L’histoire juridique de la remise en cause du statut spécial de l’assurance-vie vers sa progressive banalisation est longue et parsemée de décisions de justice et de modifications de la législation. (1) En gros, elle s’est déroulée en deux étapes.
La première brèche a été introduite par la loi numéro 2010-768 du 9 juillet 2010, qui est venue introduire l’article 706-155 dans le Code de procédure pénale. Celui-ci autorise désormais la confiscation d’un contrat d’assurance-vie qui a été alimenté suite à une infraction. Cet article a trouvé sa première application dans une affaire judiciaire datant de 2014.
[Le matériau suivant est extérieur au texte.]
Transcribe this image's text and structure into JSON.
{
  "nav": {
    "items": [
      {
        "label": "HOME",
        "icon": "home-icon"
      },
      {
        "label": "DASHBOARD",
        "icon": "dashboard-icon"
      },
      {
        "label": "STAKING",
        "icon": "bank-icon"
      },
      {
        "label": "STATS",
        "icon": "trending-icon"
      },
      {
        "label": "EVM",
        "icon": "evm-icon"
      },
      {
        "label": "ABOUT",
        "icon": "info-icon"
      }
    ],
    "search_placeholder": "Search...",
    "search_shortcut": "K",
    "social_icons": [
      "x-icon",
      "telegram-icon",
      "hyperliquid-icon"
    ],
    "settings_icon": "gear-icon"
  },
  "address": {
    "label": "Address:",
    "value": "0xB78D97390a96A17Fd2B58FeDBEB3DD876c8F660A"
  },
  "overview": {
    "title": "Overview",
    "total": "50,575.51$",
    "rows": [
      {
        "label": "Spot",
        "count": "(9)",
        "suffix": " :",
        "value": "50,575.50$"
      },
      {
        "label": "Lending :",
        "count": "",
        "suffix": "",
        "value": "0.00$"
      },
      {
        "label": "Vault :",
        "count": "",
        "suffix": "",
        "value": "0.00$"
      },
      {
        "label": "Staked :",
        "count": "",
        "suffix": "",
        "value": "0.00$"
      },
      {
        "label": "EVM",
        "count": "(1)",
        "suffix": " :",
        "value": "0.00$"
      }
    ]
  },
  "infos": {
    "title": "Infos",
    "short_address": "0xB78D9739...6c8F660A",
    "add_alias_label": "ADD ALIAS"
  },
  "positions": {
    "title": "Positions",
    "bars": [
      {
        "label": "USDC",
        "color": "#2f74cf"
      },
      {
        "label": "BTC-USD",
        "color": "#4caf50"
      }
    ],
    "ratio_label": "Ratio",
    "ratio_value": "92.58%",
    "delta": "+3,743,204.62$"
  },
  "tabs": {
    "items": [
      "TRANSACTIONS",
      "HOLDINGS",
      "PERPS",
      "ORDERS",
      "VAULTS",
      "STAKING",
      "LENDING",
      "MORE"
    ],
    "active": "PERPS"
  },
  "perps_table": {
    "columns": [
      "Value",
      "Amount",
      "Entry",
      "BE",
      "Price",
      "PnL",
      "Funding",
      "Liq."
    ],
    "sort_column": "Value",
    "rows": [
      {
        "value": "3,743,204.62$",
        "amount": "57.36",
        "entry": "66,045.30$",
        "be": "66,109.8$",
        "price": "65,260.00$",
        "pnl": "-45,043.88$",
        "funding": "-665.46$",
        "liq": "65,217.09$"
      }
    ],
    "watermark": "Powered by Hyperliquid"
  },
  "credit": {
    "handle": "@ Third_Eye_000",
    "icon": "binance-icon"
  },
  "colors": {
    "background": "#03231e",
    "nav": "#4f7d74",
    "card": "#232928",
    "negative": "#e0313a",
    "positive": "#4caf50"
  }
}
Puis c’est l’administration fiscale qui s’est vue décerner un droit de saisie sur les contrats d’assurance-vie suite à la loi du 6 décembre 2013. Auparavant, elle ne pouvait pas saisir ce type de placement, y compris en cas de fraude. Il est néanmoins à noter que pour être saisissable, le contrat d’assurance-vie doit être rachetable. Par conséquent, le principe d’insaisissabilité demeure pour les contrats dont la sortie se fait nécessairement en rente viagère au moment de la retraite, comme les contrats « article 83 », les contrats retraites « Madelin » et les PERP.
Les autres créanciers, notamment privés, n’ont encore aucun droit sur les contrats d’assurance-vie de leurs débiteurs. Mais la boîte de Pandore est ouverte, et on voit mal pourquoi l’Etat aurait un privilège vis-à-vis des particuliers en matière de remboursement de créances… mais il est vrai que nous sommes en France !
Terminons sur une bonne nouvelle.
L’amende de 5% en cas de non-déclaration des contrats d’assurance-vie souscrits à l’étranger déclarée inconstitutionnelle
C’est la décision prise par le Conseil constitutionnel le 27 octobre dernier. Les « sages » ont en effet jugé que cette sanction était « manifestement disproportionnée à la gravité des faits » du fait de son montant « non plafonné […] pour un simple manquement à une obligation déclarative, même lorsque les revenus n’ont pas été soustraits à l’impôt ». C’est en quelque sorte le « droit à l’erreur » avant le « droit à l’erreur » que consacre le Conseil au travers cette décision.
Voilà pour les derniers changements en matière de réglementation de l’assurance-vie. Je vous retrouverai très bientôt pour vous parler des spécificités des contrats les plus récents !
(1) Les curieux pourront se reporter à cet article très détaillé de l’AUREP.